Four astronauts could blast off to the International Space Station (ISS) next week, after setbacks including a mysterious medical evacuation of the previous crew, last-minute rocket problems, and some scheduling conflicts with NASA’s Moon mission.
The crew was scheduled to launch on February 11, Elon Musk’s SpaceX company said this week it was grounding all flights on its Falcon 9 rocket while it investigates an unspecified issue.
This late uncertainty is just the most recent twist for the SpaceX Crew-12 mission, which includes Americans Jessica Meir and Jack Hathaway, French astronaut Sophie Adenot and Russian cosmonaut Andrey Fedyaev.
They will be replacing Crew-11, which returned to Earth in January, a month earlier than planned, during the first medical evacuation in the space station’s history.
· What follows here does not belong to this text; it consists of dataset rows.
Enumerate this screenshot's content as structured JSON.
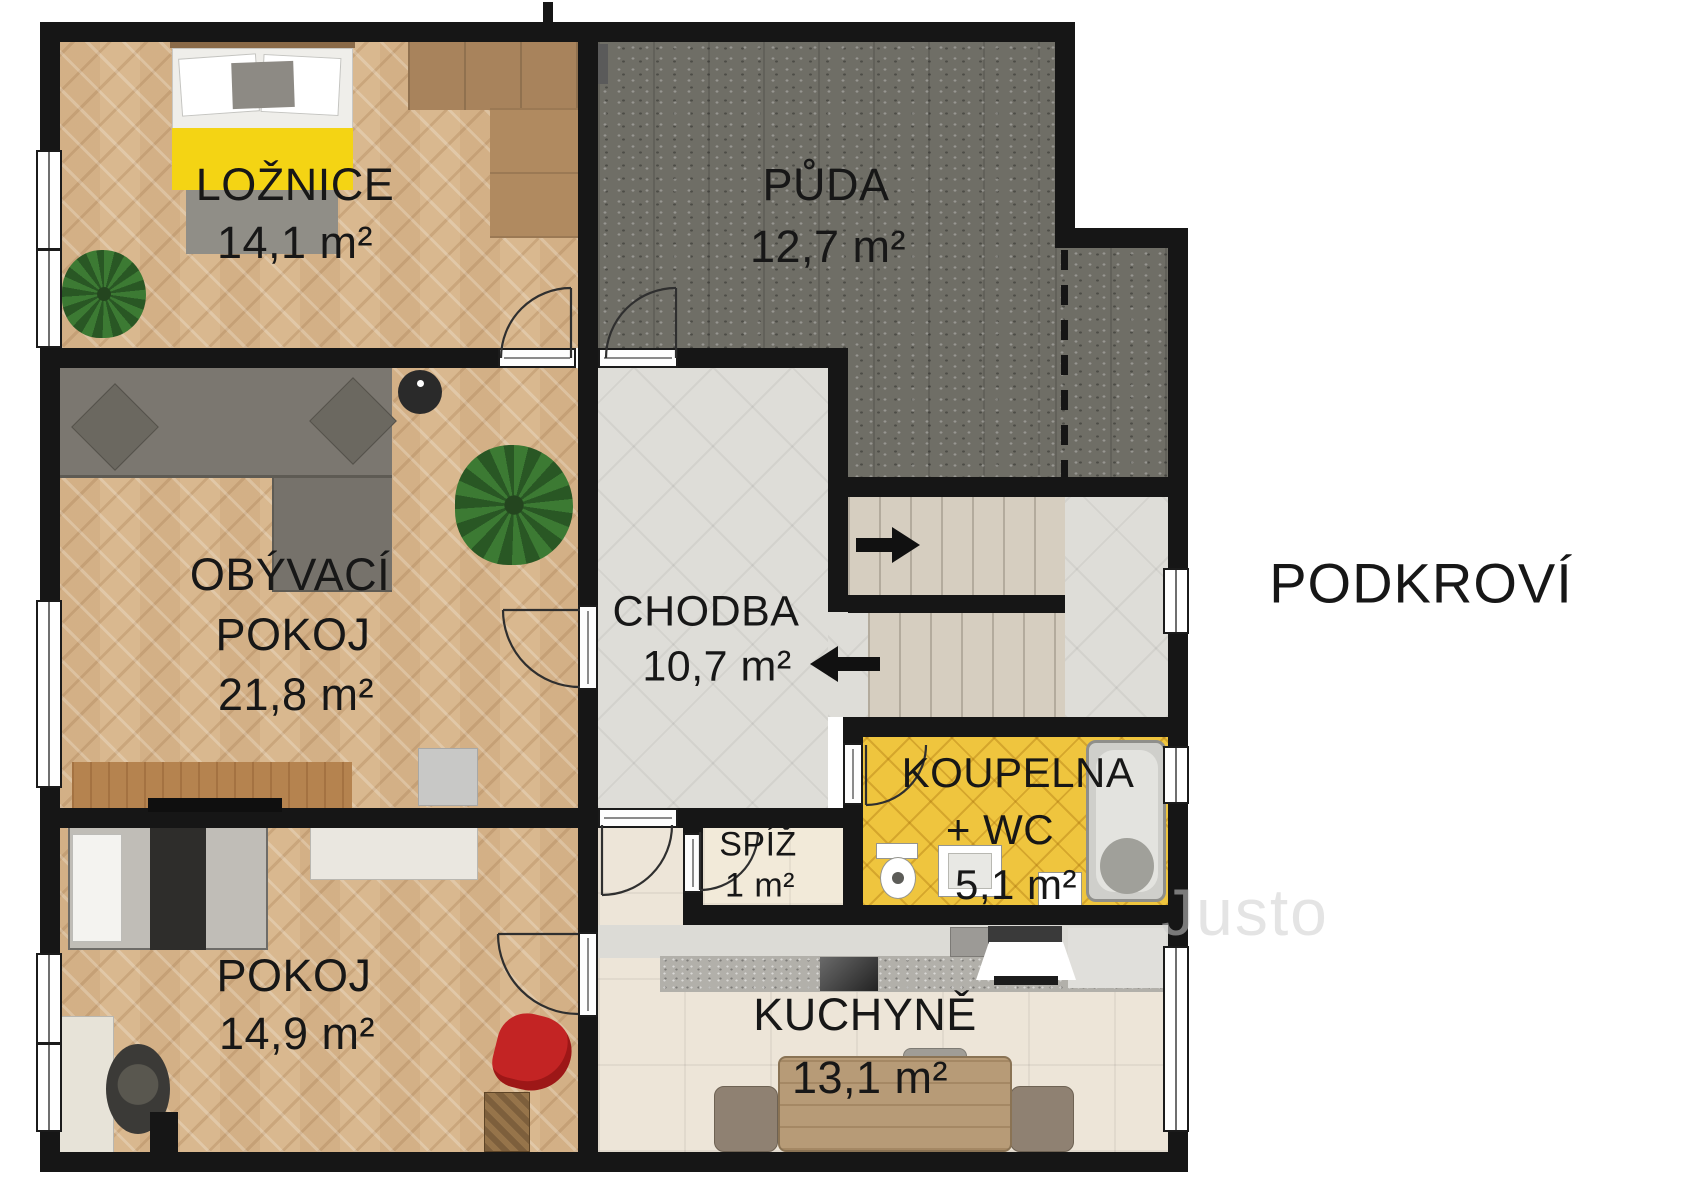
{
  "floor_plan": {
    "title": "PODKROVÍ",
    "watermark": "Justo",
    "rooms": {
      "loznice": {
        "name": "LOŽNICE",
        "area": "14,1 m²"
      },
      "puda": {
        "name": "PŮDA",
        "area": "12,7 m²"
      },
      "obyvaci_pokoj": {
        "name_line1": "OBÝVACÍ",
        "name_line2": "POKOJ",
        "area": "21,8 m²"
      },
      "chodba": {
        "name": "CHODBA",
        "area": "10,7 m²"
      },
      "koupelna": {
        "name_line1": "KOUPELNA",
        "name_line2": "+ WC",
        "area": "5,1 m²"
      },
      "spiz": {
        "name": "SPÍŽ",
        "area": "1 m²"
      },
      "kuchyne": {
        "name": "KUCHYNĚ",
        "area": "13,1 m²"
      },
      "pokoj": {
        "name": "POKOJ",
        "area": "14,9 m²"
      }
    },
    "colors": {
      "wall": "#161616",
      "parquet_floor": "#d9b88f",
      "attic_floor": "#6f6e66",
      "tile_floor": "#deddd8",
      "kitchen_floor": "#ede5d8",
      "bathroom_tile": "#efc53e",
      "blanket_accent": "#f4d414",
      "beanbag_red": "#c32424"
    }
  }
}
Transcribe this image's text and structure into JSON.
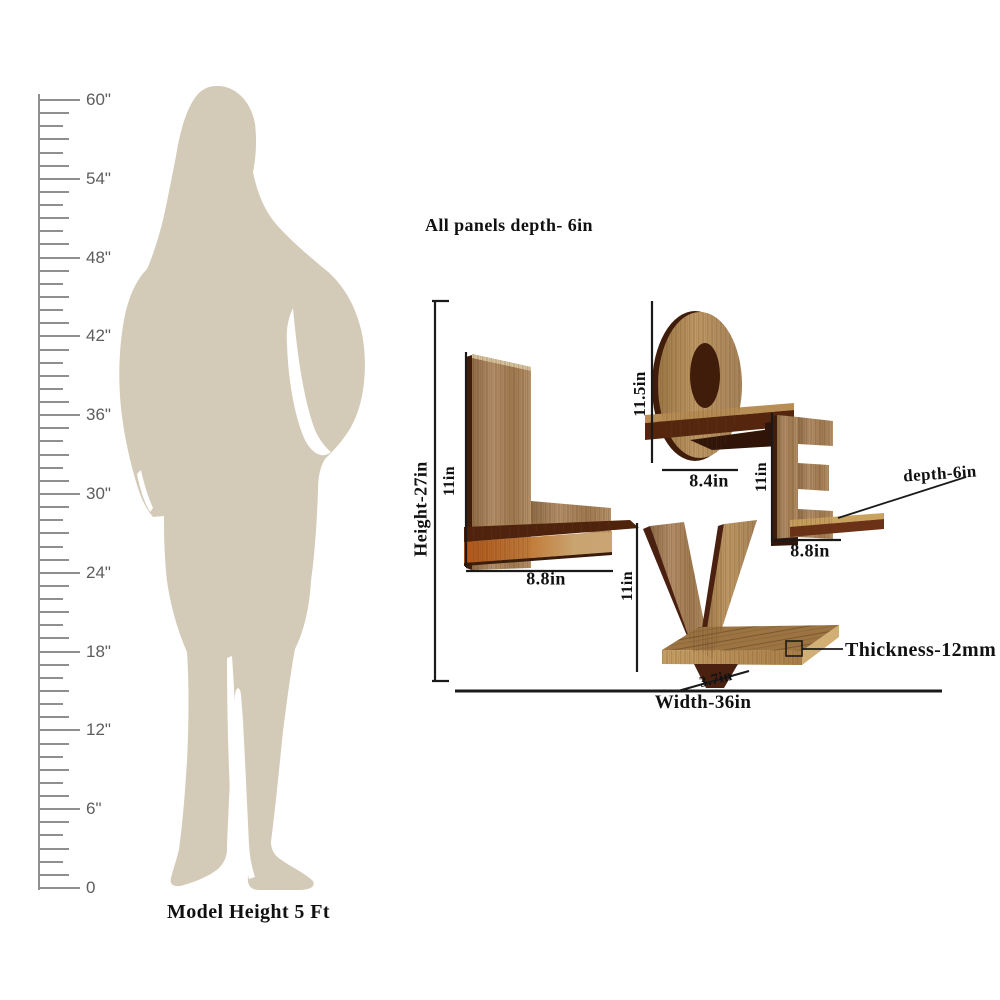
{
  "scene": {
    "background": "#ffffff"
  },
  "ruler": {
    "unit_labels": [
      "60\"",
      "54\"",
      "48\"",
      "42\"",
      "36\"",
      "30\"",
      "24\"",
      "18\"",
      "12\"",
      "6\"",
      "0"
    ],
    "line_color": "#8f8f8f",
    "label_color": "#5d5d5d"
  },
  "model": {
    "caption": "Model Height 5 Ft",
    "silhouette_color": "#d3cbb7"
  },
  "shelf_diagram": {
    "note": "All panels depth- 6in",
    "word": "LOVE",
    "dimensions": {
      "height": "Height-27in",
      "width": "Width-36in",
      "thickness": "Thickness-12mm",
      "depth": "depth-6in",
      "l_height": "11in",
      "l_shelf_width": "8.8in",
      "o_height": "11.5in",
      "o_shelf_width": "8.4in",
      "e_height": "11in",
      "e_shelf_width": "8.8in",
      "v_height": "11in",
      "v_shelf_width": "3.7in"
    },
    "colors": {
      "wood_light": "#b5906a",
      "wood_gold": "#b7915c",
      "wood_dark_edge": "#4a2110",
      "shelf_dark": "#4f220c",
      "shelf_orange": "#b45a1c",
      "dimension_line": "#1a1a1a"
    }
  }
}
NASA has declined to disclose any details about the health issue that cut the mission short.
Since then, though, a skeleton team of three has been working in the 400-kilometer-high scientific laboratory.
NASA pushed ahead the Crew-12 launch date by a few days due to the medical evacuation.
Additionally, the launch coincided with NASA’s first lunar orbit mission in nearly 50 years.
The Artemis 2 mission’s launch window was originally scheduled for February 6–11, however leaks found this week during final testing caused the date to be moved back to March 6.